Julia stared at her mother. It was the first time she had heard her pay a compliment to any one. But she liked it and opened her eyes ingenuously for more. Mrs. Edis laughed, a rare relaxation of those hard muscles under the parchment skin. “Go and comb your hair,” she said, “and make yourself as pretty as possible. Lieutenant France is coming to call this afternoon, and if he does not ask for your hand to-day, he will to-morrow.”

“What shall I do with him? We can’t dance. And I couldn’t think of a thing to say to him last night. I could to some of the young men.”

“The less you say, the better! I will entertain him.”

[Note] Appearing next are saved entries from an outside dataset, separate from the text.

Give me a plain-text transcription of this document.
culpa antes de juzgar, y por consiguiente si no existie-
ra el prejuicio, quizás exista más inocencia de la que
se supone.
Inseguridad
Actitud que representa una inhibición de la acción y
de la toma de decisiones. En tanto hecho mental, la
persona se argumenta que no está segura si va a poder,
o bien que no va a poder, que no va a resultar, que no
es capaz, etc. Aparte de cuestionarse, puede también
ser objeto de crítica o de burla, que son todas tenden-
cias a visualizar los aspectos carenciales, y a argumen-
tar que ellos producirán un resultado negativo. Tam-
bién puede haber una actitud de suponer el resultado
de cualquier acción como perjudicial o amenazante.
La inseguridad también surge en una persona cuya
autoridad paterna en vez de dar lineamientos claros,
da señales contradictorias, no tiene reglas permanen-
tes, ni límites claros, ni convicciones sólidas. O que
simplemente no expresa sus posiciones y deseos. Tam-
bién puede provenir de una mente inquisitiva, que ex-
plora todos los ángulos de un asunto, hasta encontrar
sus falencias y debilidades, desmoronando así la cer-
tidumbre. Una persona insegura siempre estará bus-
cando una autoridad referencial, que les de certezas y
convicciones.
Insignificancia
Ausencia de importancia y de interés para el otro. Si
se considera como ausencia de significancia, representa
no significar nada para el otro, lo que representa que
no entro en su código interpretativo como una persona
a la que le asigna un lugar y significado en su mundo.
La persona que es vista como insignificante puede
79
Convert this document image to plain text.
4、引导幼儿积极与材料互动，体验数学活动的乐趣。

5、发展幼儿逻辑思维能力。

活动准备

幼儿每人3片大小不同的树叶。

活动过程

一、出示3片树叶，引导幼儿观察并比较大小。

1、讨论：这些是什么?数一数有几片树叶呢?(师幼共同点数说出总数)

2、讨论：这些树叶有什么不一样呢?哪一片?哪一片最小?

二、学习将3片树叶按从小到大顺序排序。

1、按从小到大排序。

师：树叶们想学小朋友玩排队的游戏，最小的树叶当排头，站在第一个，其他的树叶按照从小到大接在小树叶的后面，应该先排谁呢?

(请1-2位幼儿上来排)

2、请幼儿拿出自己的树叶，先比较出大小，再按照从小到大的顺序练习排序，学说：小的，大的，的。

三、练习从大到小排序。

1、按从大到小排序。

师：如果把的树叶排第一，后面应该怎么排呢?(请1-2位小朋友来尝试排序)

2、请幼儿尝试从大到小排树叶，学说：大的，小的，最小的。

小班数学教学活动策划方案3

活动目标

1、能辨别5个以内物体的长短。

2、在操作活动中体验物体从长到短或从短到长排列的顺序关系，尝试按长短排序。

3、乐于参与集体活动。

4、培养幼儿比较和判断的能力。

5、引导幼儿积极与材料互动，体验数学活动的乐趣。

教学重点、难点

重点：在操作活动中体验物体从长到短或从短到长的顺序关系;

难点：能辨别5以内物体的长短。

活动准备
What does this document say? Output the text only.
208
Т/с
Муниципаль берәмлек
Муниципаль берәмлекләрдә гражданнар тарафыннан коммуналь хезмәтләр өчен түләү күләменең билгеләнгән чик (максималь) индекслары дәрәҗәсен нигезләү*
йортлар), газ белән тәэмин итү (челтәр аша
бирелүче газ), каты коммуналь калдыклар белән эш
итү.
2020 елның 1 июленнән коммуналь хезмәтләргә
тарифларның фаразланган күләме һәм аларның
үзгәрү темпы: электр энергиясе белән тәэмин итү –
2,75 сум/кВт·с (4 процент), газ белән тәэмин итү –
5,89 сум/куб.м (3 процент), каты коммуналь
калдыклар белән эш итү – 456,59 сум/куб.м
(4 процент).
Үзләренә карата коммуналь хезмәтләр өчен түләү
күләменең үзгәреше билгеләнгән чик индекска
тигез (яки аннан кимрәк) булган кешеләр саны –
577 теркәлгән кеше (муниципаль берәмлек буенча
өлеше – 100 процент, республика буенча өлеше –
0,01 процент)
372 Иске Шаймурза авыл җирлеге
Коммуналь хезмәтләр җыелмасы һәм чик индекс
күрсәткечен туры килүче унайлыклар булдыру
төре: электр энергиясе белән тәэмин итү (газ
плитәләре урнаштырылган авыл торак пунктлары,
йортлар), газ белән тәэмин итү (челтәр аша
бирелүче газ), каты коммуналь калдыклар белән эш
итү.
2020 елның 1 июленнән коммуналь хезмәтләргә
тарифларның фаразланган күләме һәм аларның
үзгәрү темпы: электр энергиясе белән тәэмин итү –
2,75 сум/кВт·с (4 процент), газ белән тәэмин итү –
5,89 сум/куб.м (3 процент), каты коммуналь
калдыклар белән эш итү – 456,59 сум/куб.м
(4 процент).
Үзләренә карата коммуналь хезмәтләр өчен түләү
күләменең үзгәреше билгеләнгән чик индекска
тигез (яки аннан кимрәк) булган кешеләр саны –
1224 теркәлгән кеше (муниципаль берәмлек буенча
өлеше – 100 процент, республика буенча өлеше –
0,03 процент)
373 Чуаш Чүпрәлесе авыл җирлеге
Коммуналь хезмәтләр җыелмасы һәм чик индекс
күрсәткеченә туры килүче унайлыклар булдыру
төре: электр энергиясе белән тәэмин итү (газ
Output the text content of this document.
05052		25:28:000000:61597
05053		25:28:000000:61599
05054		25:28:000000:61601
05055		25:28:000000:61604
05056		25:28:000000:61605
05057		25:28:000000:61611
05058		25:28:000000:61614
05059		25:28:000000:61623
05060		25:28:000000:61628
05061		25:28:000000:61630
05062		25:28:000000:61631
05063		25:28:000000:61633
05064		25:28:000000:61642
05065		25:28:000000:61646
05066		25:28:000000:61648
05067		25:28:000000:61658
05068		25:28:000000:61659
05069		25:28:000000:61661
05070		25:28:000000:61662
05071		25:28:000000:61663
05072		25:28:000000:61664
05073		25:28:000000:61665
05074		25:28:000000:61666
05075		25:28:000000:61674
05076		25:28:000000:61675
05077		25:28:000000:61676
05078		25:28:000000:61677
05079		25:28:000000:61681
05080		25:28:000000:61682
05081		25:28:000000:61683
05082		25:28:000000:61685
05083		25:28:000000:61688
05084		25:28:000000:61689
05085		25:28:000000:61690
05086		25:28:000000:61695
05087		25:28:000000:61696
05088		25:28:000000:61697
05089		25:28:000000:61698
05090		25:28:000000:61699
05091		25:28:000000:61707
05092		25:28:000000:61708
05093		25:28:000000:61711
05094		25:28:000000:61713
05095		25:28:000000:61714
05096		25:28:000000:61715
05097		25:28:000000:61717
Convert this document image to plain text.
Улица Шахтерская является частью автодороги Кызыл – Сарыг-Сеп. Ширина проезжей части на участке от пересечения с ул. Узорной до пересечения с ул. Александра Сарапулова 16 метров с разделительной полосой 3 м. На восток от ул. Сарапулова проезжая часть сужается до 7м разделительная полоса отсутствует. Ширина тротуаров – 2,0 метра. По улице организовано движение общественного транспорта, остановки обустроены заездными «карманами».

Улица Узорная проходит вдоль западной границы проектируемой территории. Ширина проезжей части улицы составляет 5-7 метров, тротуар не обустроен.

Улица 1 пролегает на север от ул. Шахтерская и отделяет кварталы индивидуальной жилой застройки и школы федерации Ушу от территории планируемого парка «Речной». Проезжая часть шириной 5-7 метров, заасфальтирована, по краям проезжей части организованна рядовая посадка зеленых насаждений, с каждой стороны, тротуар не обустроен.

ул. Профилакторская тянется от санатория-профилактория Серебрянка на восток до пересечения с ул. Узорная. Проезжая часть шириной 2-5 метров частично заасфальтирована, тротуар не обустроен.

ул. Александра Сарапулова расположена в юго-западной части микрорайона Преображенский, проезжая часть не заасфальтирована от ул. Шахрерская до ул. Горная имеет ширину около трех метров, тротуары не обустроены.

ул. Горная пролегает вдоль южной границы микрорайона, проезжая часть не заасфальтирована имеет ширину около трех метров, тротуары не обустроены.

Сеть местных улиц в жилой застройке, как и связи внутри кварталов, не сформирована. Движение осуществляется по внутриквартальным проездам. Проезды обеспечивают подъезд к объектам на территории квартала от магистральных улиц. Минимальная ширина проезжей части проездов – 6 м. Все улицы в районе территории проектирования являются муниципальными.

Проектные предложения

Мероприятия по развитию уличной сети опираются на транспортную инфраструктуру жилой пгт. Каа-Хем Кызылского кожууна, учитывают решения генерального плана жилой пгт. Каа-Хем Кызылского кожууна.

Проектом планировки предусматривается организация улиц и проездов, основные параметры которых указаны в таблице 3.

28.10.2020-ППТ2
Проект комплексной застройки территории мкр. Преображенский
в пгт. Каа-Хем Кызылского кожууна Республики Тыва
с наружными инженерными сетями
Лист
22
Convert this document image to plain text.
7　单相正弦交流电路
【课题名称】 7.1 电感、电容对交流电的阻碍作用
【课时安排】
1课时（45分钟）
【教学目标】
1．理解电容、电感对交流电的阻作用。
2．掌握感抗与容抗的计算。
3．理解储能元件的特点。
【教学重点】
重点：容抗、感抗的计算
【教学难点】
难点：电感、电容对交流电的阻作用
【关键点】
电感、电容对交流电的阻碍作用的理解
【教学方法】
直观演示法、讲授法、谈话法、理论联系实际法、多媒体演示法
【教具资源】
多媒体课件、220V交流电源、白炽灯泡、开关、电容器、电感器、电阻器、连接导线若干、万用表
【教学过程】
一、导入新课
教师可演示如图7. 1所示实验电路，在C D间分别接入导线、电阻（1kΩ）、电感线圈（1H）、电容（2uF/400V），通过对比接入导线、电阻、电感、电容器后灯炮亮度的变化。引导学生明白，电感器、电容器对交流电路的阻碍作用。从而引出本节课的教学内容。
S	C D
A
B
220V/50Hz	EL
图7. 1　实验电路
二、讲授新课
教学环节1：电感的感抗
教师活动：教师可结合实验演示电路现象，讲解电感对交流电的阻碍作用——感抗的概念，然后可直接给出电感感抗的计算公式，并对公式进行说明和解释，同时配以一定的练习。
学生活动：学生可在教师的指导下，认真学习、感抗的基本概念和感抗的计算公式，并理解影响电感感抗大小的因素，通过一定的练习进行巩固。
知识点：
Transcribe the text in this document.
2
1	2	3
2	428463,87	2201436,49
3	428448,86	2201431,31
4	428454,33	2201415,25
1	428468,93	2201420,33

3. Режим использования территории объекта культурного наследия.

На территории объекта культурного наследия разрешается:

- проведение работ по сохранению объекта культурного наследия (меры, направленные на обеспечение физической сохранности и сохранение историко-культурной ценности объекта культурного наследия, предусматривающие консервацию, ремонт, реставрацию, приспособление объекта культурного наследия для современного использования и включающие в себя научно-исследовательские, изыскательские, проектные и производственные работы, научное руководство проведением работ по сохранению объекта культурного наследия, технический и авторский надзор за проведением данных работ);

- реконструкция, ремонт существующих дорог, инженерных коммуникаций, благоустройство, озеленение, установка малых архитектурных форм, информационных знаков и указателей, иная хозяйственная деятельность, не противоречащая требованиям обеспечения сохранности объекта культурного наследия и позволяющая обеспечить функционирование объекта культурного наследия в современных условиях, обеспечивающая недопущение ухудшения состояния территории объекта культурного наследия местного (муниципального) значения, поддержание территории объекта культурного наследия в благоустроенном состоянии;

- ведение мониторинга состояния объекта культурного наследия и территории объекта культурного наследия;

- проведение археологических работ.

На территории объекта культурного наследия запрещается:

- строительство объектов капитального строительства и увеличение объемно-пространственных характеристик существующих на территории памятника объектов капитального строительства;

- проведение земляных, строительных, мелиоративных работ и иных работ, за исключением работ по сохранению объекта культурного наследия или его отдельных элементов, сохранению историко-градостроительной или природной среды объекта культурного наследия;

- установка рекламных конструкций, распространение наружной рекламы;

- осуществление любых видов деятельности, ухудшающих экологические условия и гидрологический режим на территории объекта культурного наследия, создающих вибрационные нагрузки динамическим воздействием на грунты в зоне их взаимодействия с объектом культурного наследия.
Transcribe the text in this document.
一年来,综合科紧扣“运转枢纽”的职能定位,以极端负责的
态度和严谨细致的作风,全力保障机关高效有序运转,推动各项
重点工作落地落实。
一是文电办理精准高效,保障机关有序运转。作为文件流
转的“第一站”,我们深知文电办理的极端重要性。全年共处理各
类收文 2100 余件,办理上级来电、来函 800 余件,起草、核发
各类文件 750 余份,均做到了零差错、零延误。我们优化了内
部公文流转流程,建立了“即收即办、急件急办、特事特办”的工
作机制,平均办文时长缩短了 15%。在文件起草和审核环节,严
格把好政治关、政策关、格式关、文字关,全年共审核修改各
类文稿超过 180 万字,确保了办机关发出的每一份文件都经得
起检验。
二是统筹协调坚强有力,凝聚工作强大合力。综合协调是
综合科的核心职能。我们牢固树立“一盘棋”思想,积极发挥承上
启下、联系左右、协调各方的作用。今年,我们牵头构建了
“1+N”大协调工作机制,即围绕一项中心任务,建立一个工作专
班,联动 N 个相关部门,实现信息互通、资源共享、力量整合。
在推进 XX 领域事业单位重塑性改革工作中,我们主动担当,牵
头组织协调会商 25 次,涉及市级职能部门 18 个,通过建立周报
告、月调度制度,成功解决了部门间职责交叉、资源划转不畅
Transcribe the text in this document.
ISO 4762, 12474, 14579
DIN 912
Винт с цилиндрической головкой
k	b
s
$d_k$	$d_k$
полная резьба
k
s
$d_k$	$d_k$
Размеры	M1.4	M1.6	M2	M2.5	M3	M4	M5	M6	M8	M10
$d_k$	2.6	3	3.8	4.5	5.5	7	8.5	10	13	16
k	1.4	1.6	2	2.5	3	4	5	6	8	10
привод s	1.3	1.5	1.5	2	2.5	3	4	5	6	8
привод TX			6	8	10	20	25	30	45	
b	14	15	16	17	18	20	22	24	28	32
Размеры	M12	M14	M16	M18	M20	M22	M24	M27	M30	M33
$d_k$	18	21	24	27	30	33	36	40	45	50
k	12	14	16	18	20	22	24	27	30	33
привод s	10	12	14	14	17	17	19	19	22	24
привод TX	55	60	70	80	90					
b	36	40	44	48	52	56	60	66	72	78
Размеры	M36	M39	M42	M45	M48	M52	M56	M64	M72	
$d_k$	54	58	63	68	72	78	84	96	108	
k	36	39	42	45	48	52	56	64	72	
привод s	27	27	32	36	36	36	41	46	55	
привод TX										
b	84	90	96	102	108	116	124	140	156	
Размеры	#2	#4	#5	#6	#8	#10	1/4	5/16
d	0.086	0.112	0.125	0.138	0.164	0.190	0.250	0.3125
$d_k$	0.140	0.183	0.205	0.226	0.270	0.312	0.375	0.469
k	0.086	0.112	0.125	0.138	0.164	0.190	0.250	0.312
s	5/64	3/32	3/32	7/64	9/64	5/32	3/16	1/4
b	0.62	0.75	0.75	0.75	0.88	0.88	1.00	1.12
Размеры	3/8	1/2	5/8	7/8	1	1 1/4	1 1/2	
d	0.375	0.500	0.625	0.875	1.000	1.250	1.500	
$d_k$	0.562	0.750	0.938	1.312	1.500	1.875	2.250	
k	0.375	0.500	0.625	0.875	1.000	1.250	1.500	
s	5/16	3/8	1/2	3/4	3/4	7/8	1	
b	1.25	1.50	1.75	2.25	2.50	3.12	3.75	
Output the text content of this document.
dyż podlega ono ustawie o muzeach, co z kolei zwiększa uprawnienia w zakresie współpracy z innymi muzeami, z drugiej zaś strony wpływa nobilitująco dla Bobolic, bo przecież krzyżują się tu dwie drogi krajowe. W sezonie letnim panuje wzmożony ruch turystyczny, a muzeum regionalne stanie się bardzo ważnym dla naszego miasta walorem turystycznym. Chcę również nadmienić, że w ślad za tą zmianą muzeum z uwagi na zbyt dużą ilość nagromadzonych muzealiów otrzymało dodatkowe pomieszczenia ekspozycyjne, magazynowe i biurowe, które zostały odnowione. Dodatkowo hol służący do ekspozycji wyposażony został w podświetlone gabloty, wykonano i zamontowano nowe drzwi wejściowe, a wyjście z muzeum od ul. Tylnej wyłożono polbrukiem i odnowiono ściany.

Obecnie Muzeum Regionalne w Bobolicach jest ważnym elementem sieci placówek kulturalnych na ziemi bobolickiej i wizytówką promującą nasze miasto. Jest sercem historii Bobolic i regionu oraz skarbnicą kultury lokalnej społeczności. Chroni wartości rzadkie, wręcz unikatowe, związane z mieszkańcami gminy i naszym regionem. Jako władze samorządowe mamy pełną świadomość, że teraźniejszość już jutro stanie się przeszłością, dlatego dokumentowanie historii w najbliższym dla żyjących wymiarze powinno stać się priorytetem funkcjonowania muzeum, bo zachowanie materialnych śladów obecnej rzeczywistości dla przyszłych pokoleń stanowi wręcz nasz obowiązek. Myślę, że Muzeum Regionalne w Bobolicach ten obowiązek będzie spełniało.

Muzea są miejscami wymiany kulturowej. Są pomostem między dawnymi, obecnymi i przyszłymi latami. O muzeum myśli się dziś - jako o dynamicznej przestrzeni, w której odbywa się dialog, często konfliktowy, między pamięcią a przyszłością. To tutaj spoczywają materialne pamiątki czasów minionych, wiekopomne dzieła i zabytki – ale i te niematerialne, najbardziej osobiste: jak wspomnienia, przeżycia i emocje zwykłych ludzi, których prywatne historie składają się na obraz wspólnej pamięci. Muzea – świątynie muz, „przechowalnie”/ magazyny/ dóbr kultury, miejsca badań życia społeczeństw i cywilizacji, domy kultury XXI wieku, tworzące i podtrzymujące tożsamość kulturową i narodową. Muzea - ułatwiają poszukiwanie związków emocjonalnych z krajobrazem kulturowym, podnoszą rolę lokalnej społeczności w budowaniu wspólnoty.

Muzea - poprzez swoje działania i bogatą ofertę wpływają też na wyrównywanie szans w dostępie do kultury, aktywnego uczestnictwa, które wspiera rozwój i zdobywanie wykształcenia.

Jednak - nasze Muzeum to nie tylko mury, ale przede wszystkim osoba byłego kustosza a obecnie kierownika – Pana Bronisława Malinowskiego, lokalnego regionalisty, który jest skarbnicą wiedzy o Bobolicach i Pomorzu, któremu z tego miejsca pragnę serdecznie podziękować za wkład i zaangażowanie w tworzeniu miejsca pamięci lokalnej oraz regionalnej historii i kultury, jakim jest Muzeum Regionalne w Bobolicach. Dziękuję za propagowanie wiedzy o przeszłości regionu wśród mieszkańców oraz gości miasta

Tears had threatened again, but they retreated at the prospect of deliverance from an ordeal as formidable as matrimony. “Mother!” she exclaimed suddenly. “Why don’t you marry him?”

“I?”

“Yes. He’ll be like my father, anyhow, and then I should not only have you still, but you could always talk to him —”

“Run and do your hair.”

IV

Julia, her longing eyes fixed on the sea, where she frequently rowed at this hour with one of the old men-servants, had forgotten France’s existence. For quite ten minutes after his arrival, she had obediently smiled upon him, giving him monosyllable for monosyllable, and tried not to compare him to an elderly calf. His opaque, agate-gray eyes stared at her with what she styled a bleating expression, but gradually took fire as her mind wandered. Mrs. Edis talked more than she had done for many years, to cover the defection of her naughty little daughter.